Indre : une marche citoyenne pour sauver les dépôts de logistiques de La Halle samedi 13 juin à Issoudun

À Issoudun dans l'Indre, une marche contre la fermeture des sites de logistiques de La Halle a été organisée samedi 13 juin. Depuis le mois de mai, l'enseigne de vêtements et de chaussures, qui appartient au groupe Vivarte, a été mise en redressement judiciaire 
 

Les salariés des sites logistiques de La Halle rassemblés samedi 13 juin à Issoudun (Indre)
Les salariés des sites logistiques de La Halle rassemblés samedi 13 juin à Issoudun (Indre) © K.Gompertz

À Issoudun dans l'Indre, une marche a été organisée par l'intersyndicale CFE-CGC, CFTC, CGT, FO et Sud samedi 13 juin pour protester contre la menace de licenciements qui pèse sur les salariés des deux dépôts de logistiques de La Halle. Ces sites comptent 489 salariés. Dans sa totalité l'enseigne exploite 830 magasins en France et emploie 5.809 personnes.
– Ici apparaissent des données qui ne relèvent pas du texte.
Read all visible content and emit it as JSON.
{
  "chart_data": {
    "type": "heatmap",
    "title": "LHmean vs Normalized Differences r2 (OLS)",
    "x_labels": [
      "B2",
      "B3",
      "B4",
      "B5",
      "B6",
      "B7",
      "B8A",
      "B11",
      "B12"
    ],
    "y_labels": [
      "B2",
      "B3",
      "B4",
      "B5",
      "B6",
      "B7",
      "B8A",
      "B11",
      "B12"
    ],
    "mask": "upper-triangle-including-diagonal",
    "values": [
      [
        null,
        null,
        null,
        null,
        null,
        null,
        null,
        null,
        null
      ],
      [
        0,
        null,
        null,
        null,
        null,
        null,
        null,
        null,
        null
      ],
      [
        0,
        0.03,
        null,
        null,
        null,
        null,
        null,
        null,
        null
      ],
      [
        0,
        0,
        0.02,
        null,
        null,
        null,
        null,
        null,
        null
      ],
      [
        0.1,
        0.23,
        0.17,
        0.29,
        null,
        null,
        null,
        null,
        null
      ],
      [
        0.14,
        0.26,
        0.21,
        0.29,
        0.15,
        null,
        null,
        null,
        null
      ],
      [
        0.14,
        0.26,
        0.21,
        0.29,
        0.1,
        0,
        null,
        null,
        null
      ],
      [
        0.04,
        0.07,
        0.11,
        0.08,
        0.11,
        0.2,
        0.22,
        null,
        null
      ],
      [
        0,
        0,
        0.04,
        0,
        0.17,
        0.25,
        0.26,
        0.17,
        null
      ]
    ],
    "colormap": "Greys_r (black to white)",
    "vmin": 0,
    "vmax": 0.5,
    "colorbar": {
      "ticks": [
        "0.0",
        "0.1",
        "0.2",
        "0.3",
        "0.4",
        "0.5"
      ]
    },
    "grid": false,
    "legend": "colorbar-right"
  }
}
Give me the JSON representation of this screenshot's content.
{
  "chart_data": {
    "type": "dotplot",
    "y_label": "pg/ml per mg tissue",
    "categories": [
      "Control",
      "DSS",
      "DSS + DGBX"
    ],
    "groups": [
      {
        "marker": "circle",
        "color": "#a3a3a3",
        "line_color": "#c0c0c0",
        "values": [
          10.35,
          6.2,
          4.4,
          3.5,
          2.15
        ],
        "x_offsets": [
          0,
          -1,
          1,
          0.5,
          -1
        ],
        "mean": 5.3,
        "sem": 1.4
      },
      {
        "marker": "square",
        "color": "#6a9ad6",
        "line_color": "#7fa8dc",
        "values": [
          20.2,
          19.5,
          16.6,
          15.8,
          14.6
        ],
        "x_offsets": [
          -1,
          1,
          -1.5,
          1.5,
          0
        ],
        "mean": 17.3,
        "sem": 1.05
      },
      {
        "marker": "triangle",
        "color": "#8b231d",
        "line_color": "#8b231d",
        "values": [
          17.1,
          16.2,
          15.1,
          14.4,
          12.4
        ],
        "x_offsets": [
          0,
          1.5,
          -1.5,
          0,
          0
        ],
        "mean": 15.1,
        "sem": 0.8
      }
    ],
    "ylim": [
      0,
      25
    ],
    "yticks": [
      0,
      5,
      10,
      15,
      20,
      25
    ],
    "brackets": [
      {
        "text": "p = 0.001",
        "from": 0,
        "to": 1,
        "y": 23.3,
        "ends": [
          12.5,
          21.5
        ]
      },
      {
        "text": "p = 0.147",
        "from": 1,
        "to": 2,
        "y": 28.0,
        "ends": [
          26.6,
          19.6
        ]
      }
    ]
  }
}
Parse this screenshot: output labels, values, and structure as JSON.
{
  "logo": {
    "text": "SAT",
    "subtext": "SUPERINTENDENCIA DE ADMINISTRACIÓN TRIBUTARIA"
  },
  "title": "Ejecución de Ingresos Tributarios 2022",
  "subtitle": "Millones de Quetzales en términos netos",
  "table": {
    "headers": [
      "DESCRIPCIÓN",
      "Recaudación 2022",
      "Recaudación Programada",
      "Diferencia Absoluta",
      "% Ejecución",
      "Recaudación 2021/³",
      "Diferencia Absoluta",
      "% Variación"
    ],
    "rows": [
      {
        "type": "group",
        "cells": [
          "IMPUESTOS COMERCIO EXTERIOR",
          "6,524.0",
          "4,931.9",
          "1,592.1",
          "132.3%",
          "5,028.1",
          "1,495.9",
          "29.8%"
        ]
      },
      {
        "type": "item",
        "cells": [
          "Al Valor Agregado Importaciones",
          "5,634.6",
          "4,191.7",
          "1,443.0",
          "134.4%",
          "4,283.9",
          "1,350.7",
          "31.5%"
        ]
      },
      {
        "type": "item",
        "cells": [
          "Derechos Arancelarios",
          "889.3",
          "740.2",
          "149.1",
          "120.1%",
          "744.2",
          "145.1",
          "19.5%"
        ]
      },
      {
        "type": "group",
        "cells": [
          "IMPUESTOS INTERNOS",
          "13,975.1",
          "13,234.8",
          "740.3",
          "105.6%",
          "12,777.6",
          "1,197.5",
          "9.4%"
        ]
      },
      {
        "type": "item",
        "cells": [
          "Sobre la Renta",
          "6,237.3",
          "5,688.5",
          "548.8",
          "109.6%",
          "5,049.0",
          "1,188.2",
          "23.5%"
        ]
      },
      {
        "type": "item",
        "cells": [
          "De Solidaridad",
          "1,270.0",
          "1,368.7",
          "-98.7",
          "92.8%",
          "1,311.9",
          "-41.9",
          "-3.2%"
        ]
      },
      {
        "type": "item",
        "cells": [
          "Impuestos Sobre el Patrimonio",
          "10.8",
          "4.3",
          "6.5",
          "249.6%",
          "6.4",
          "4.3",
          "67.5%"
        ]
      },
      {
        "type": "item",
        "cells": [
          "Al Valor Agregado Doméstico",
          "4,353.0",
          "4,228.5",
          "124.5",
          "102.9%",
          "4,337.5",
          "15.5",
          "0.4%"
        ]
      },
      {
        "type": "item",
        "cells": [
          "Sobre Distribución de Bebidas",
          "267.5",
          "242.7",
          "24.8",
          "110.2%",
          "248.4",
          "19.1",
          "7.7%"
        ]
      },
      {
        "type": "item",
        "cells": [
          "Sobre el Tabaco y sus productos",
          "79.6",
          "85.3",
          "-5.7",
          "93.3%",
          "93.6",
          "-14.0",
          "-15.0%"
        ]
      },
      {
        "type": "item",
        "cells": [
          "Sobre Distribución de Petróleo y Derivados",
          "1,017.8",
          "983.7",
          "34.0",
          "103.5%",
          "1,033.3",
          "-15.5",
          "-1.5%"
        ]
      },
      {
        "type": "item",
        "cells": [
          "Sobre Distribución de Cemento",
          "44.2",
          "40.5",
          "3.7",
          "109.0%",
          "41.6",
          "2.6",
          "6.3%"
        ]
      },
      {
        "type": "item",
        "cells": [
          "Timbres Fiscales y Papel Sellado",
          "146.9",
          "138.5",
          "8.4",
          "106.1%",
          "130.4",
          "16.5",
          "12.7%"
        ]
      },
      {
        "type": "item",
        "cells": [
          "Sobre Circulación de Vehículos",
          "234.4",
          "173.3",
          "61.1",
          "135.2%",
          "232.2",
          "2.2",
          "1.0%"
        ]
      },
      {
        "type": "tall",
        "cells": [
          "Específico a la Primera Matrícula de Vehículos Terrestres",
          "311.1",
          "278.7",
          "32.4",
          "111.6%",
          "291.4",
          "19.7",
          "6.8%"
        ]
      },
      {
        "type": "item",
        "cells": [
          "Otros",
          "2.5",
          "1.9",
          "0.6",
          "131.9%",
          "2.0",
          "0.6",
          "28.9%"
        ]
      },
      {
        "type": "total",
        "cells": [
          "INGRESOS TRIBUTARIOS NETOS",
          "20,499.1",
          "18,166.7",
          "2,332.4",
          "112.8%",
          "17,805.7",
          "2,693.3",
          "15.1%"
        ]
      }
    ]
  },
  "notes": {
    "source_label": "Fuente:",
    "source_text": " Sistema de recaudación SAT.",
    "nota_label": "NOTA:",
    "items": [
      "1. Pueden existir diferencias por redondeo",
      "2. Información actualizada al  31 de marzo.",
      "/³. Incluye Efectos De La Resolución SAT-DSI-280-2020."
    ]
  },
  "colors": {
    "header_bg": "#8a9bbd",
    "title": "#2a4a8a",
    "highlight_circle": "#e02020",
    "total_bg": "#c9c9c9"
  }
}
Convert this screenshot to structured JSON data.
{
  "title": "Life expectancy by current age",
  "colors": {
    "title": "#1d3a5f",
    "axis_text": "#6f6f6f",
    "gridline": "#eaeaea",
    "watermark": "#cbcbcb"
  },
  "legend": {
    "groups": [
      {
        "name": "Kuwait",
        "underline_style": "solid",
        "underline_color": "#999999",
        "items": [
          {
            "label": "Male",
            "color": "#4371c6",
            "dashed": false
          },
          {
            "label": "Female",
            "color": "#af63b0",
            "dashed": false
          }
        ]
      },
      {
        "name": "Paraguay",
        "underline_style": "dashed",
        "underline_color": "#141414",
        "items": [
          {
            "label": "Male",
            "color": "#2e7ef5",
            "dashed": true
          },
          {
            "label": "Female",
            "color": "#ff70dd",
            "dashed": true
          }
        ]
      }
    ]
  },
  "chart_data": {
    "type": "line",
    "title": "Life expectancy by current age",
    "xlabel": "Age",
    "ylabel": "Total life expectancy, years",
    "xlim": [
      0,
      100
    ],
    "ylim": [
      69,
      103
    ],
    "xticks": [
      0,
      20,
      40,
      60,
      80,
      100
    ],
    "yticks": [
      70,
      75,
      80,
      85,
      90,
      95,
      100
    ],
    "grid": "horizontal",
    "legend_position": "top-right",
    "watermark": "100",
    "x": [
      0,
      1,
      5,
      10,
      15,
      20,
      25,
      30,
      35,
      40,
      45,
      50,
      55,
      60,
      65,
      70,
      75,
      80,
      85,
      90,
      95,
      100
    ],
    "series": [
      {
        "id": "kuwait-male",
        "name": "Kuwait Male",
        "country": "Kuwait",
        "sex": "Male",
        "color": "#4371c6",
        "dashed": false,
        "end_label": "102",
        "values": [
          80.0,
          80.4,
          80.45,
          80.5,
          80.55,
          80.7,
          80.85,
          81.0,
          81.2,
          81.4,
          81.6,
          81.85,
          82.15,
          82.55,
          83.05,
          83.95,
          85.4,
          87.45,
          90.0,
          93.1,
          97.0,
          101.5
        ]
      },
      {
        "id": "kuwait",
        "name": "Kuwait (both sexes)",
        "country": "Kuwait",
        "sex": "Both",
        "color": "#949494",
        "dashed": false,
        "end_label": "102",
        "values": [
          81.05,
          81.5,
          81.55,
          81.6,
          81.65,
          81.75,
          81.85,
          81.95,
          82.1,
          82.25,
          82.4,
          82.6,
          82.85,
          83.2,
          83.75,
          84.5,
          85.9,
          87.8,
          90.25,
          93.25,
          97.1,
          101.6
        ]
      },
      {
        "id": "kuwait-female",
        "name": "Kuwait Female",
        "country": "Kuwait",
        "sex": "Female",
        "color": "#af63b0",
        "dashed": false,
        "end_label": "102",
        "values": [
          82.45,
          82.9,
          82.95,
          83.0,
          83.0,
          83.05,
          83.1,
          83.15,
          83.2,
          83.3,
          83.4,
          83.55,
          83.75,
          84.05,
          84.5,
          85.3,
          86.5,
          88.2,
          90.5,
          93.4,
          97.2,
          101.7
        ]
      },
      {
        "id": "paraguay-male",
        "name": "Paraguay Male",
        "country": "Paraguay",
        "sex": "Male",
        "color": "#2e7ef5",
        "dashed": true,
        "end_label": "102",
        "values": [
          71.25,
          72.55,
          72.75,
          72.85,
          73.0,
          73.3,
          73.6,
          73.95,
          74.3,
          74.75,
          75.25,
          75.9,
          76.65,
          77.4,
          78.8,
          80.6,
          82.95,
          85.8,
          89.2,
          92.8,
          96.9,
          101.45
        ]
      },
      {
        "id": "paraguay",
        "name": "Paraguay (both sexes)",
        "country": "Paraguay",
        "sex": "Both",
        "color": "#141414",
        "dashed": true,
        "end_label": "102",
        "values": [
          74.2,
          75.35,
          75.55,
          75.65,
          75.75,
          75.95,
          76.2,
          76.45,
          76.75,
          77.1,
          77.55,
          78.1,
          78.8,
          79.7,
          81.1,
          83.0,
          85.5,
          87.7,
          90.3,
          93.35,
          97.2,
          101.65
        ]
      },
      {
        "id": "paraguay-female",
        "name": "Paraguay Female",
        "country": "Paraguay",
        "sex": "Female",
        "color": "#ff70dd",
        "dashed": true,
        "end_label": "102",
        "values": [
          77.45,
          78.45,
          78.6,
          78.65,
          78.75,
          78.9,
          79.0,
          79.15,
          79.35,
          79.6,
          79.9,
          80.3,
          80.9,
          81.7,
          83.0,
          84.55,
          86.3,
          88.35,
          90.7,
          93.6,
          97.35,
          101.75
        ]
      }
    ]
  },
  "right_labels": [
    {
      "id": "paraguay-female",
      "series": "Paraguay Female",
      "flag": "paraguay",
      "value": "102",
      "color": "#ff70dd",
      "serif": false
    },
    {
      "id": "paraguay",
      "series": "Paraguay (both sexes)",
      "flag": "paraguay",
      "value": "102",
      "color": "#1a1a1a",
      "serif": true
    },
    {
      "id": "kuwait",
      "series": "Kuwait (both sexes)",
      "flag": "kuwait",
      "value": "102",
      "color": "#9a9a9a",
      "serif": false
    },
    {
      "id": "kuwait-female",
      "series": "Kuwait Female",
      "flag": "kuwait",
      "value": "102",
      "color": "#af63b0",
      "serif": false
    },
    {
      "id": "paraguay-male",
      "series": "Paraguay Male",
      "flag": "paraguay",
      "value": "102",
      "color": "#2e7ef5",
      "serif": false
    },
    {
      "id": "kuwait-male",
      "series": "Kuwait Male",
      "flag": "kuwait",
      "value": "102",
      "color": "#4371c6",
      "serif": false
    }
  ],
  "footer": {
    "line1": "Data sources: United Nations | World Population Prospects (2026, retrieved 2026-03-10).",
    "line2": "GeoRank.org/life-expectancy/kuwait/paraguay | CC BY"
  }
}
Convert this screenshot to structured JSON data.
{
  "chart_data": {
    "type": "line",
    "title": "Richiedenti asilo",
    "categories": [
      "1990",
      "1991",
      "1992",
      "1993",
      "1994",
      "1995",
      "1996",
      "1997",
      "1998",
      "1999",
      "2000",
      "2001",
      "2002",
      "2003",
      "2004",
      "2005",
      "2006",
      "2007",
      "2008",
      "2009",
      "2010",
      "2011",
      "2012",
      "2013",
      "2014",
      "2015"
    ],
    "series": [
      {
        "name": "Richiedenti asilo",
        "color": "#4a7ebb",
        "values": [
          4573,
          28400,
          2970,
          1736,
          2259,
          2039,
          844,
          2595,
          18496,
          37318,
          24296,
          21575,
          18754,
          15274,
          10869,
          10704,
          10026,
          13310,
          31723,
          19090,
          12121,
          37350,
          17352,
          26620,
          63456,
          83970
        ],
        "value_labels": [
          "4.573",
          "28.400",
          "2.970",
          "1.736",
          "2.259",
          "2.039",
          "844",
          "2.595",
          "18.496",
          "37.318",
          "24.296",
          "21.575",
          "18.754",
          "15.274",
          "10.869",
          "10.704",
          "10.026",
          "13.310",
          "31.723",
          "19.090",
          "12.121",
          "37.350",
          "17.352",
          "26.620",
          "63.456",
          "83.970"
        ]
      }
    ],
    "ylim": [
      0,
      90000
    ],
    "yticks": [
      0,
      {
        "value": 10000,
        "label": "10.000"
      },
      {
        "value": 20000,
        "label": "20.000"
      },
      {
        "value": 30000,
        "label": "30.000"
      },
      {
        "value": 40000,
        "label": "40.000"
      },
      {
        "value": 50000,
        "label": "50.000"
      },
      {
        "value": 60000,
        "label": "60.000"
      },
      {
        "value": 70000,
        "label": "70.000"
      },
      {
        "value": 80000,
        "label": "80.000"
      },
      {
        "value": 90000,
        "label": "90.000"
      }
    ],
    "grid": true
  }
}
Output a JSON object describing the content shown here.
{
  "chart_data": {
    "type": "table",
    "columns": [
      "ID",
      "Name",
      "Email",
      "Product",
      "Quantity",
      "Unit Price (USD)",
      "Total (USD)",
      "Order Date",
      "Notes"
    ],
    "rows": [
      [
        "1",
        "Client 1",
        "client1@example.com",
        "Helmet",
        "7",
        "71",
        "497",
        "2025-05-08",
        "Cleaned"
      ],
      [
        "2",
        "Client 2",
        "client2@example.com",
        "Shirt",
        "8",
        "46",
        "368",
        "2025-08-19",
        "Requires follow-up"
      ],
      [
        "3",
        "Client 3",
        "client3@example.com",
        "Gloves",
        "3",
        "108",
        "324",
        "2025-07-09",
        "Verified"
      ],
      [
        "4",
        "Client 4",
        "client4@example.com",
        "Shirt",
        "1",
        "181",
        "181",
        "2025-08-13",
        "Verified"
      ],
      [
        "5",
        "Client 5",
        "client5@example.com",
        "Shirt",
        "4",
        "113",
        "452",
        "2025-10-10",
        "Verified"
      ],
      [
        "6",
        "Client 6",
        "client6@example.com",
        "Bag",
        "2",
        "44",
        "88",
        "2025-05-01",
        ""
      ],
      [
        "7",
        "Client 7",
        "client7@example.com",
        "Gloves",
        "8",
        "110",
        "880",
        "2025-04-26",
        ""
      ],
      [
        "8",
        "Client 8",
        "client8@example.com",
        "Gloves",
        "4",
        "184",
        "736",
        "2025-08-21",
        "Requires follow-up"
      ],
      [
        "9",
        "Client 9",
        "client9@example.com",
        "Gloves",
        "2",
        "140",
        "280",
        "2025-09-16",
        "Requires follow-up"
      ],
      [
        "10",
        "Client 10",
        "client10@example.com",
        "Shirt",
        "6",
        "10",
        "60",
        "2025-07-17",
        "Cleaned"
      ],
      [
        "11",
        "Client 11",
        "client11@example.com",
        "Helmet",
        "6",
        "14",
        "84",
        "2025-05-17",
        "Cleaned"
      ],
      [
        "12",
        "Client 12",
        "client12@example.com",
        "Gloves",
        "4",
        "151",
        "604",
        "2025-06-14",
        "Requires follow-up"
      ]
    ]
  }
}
Vingt-cinq repreneurs potentiels

En mai dernier, la maison mère du groupe Vivarte, dont fait partie la chaîne de magasins La Halle, a demandé la mise en redressement judiciaire de l'enseigne. Depuis, vingt-cinq repreneurs potentiels ont présentés un plan de reprise partielle. Parmi eux figurent Carrefour, Aldi ou encore Lidl, qui comptent reprendre seulement 200 magasins. Seul le groupe Beaumanoir (Morgan, Cache-cache, Bonobo, Vib's) semble être un candidat solide. Il envisage en effet de poursuivre l'activité de La Halle sur le créneau de l’habillement pour toute la famille et se dit prêt à reprendre 366 magasins, soit 2.150 postes. Son dossier pourrait inclure des salariés des entrepôts de logistiques de Issoudun et de Montierchaume, mais pas tous.

Des négociations pour un départ en toute dignité

Les salariés d'Issoudun manifestent dans l'ultime espoir d'obtenir une amélioration des offres de reprise et une indemnisation digne. 

Certains employés ont trente ans de boite, explique Karime Cheboub, délégué CGT. Ce ne sera pas facile pour eux de retrouver du travail. Nous demandons que la direction et les actionnaires participent au financement du Plan de Sauvegrade de l'Emploi (PSE) et qu'ils nous proposent une supraprime de licenciement, ainsi qu'un accompagnement à la reconversion dignes de ce nom. Mais pour l'instant, nous n'avons pas eu de réponse concrète. "

Les 17 et 18 juin, les syndicats devraient rencontrer les repreneurs potentiels, dont Beaumanoir :

"Nous leur demanderons d'élargir leurs offres, soit de reprendre plus de magasins et d'inclure les sites de logistiques d'Issoudun", ajoute Karim Cheboub.

Les négociations avec la direction de Vivarte devraient se poursuivre jusqu'au 29 juin, date de clôture du dépôt des offres de reprise. 



 

Le groupe Vivarte, numéro 1 de la chaussure et du vêtement Français en 2008, qui réunissait 23 enseignes et un chiffre d'affaire annuel de plus de 4 millards d'euros, ne compte aujourd'hui plus que 3 enseignes, pour un chiffre d'affaire inférieur à 1 milliard d'euros en 2019.